Kraft Singles: Those individually-wrapped, yellow American “cheese products” that, when slapped between two slices of Wonder Bread for a grilled cheese sandwich, can be pretty tasty. But they're definitely not the stuff of healthy, organic eating, since good ol’ Kraft is notorious for pumping its products with a lot of sodium, dyes, fat, and preservatives.

It may be rather confusing to find out then, that these very Kraft Singles seem to have been given a seal of approval from the Academy of Nutrition and Dietetics, an organization that represents some 75,000 registered dietitians and nutritionists. The organization has placed the new “Kids Eat Right” label onto the cheese products, which will now be featured on its packaging in your local grocery store, reminding parents that Kraft cheese is… good for you?

The Academy of Nutrition and Dietetics has released a statement hoping to clarify, noting that "Kraft is putting the 'Kids Eat Right' logo [on its packaging and] saying Kraft is a proud supporter of Kids Eat Right, not vice versa. The Academy has never once endorsed any product, brand or service, and we never will.” But it's likely this is going to confuse everyone, anyway.

Also, nutritionists at the Academy claim that these particular Kraft singles contain a lot of calcium, as well as vitamin D, and that should be reason enough for kids to eat them. Kari Ryan, director of nutrition, science and regulatory affairs at Kraft, as well as a member of the Academy, told The New York Times that 80 percent of girls and 75 percent of boys between the ages of 4 and 18 don’t get enough calcium.

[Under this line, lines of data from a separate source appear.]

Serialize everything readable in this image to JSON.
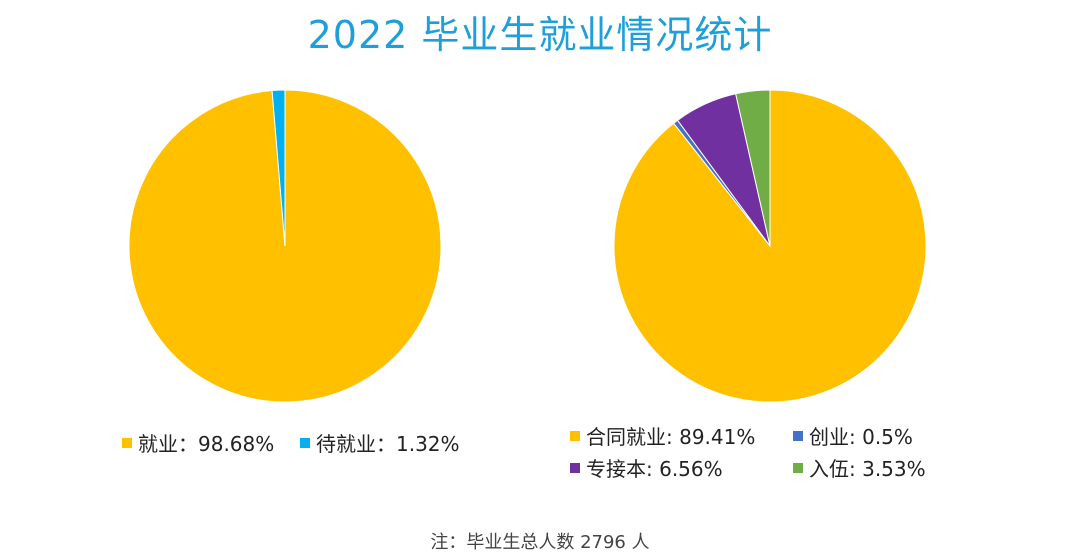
{
  "title": "2022 毕业生就业情况统计",
  "note": "注：毕业生总人数 2796 人",
  "colors": {
    "title": "#1E9FDA",
    "employed": "#FFC000",
    "waiting": "#00B0F0",
    "contract": "#FFC000",
    "startup": "#4472C4",
    "upgrade": "#7030A0",
    "military": "#70AD47"
  },
  "chart_data": [
    {
      "type": "pie",
      "slices": [
        {
          "label": "就业",
          "value": 98.68,
          "text": "就业：98.68%",
          "color": "#FFC000"
        },
        {
          "label": "待就业",
          "value": 1.32,
          "text": "待就业：1.32%",
          "color": "#00B0F0"
        }
      ],
      "legend_position": "bottom"
    },
    {
      "type": "pie",
      "slices": [
        {
          "label": "合同就业",
          "value": 89.41,
          "text": "合同就业: 89.41%",
          "color": "#FFC000"
        },
        {
          "label": "创业",
          "value": 0.5,
          "text": "创业: 0.5%",
          "color": "#4472C4"
        },
        {
          "label": "专接本",
          "value": 6.56,
          "text": "专接本: 6.56%",
          "color": "#7030A0"
        },
        {
          "label": "入伍",
          "value": 3.53,
          "text": "入伍: 3.53%",
          "color": "#70AD47"
        }
      ],
      "legend_position": "bottom"
    }
  ]
}
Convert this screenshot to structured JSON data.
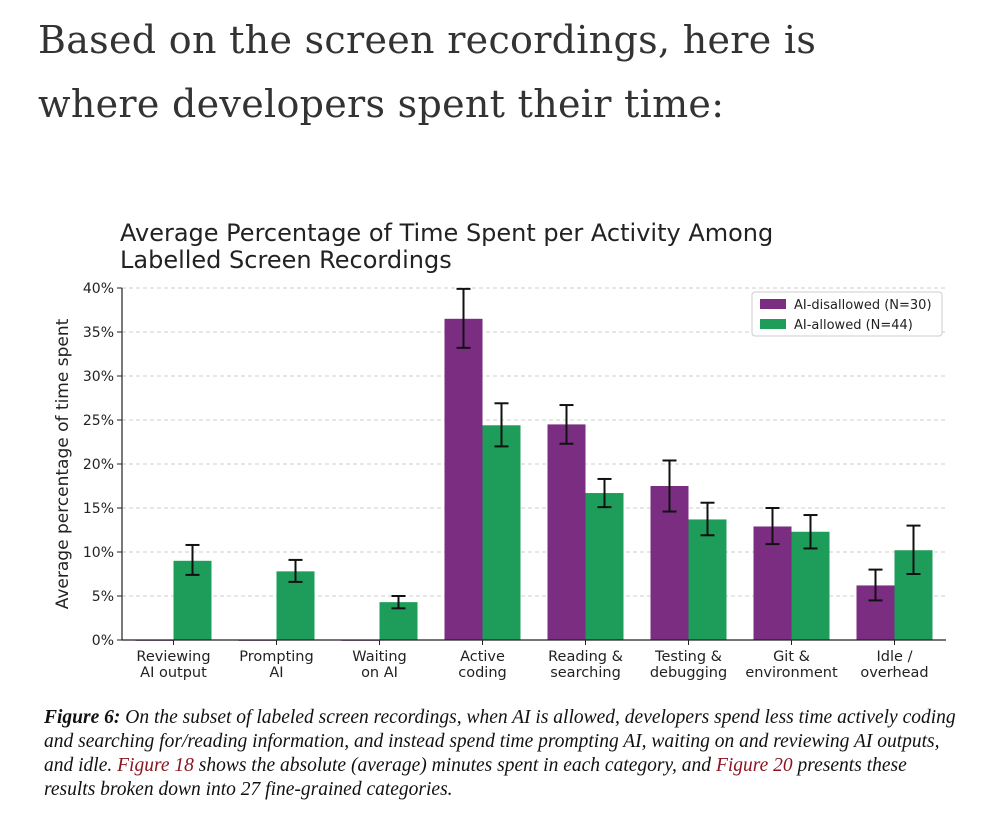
{
  "heading": "Based on the screen recordings, here is where developers spent their time:",
  "caption": {
    "figure_label": "Figure 6:",
    "text_1": " On the subset of labeled screen recordings, when AI is allowed, developers spend less time actively coding and searching for/reading information, and instead spend time prompting AI, waiting on and reviewing AI outputs, and idle. ",
    "ref_1": "Figure 18",
    "text_2": " shows the absolute (average) minutes spent in each category, and ",
    "ref_2": "Figure 20",
    "text_3": " presents these results broken down into 27 fine-grained categories."
  },
  "colors": {
    "disallowed": "#7b2d82",
    "allowed": "#1d9c5a",
    "grid": "#cccccc",
    "axis": "#222222"
  },
  "chart_data": {
    "type": "bar",
    "title": "Average Percentage of Time Spent per Activity Among Labelled Screen Recordings",
    "title_lines": [
      "Average Percentage of Time Spent per Activity Among",
      "Labelled Screen Recordings"
    ],
    "xlabel": "",
    "ylabel": "Average percentage of time spent",
    "ylim": [
      0,
      40
    ],
    "yticks": [
      "0%",
      "5%",
      "10%",
      "15%",
      "20%",
      "25%",
      "30%",
      "35%",
      "40%"
    ],
    "grid": true,
    "legend_position": "top-right",
    "categories": [
      [
        "Reviewing",
        "AI output"
      ],
      [
        "Prompting",
        "AI"
      ],
      [
        "Waiting",
        "on AI"
      ],
      [
        "Active",
        "coding"
      ],
      [
        "Reading &",
        "searching"
      ],
      [
        "Testing &",
        "debugging"
      ],
      [
        "Git &",
        "environment"
      ],
      [
        "Idle /",
        "overhead"
      ]
    ],
    "series": [
      {
        "name": "AI-disallowed (N=30)",
        "values": [
          0,
          0,
          0,
          36.5,
          24.5,
          17.5,
          12.9,
          6.2
        ],
        "err_low": [
          0,
          0,
          0,
          33.2,
          22.3,
          14.6,
          10.9,
          4.5
        ],
        "err_high": [
          0,
          0,
          0,
          39.9,
          26.7,
          20.4,
          15.0,
          8.0
        ]
      },
      {
        "name": "AI-allowed (N=44)",
        "values": [
          9.0,
          7.8,
          4.3,
          24.4,
          16.7,
          13.7,
          12.3,
          10.2
        ],
        "err_low": [
          7.4,
          6.6,
          3.6,
          22.0,
          15.1,
          11.9,
          10.4,
          7.5
        ],
        "err_high": [
          10.8,
          9.1,
          5.0,
          26.9,
          18.3,
          15.6,
          14.2,
          13.0
        ]
      }
    ]
  }
}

“We saw the synergies in taking our mission and the mission of the Academy, and making them into one to drive education and awareness around the nutrient needs of children and how to address them,” Ryan told The Times.

In addition, under pressure from health advocates, Kraft has been trying to clean up its act. Last year, the company claimed it would be removing artificial preservatives from its full-fat American and White American Kraft Singles. And in 2013, Kraft agreed to remove artificial dyes from its Macaroni and Cheese products in the U.S. and Canada.

While this is all a good step for a company that is lagging behind in the healthy ingredients department, the question remains: why would the Academy of Nutrition and Dietetics choose Kraft Singles, out of all possible products out there, as its very first “Kids Eat Right” product?

“The 'Kids Eat Right' logo on Kraft Singles packaging identifies the brand as a proud supporter of Kids Eat Right,” said Mary Beth Whalen, executive director of the Academy, according to the Times. “It also serves to drive broader visibility to, a trusted educational resource for consumers.”

But it’s hard to say how parents will interpret the logo. Will they see it as a stamp that proves Kraft Singles are a trusted healthy food source for the kids?

“I am really shocked that this would be the first thing that the Academy would choose to endorse,” Casey Hinds, a mother and advocate for improving the healthiness of children’s food, told The Times. “It’s confusing and just one more way that feels like as parents, there are so many forces working against us as we’re trying to raise healthy kids.”

According to Fooducate, one slice of the cheese product contains 70 calories, 45 of which are from fat. One slice also contains about 15 percent of the maximum daily consumption of saturated fat, and 11 percent of maximum daily consumption of sodium. So take the “Kids Eat Right” label with a grain of salt. While Kraft Singles may be good every so often — in moderation — to provide kids with more calcium and vitamin D, it may be better to stick to other sources for those necessary nutrients, like broccoli and milk.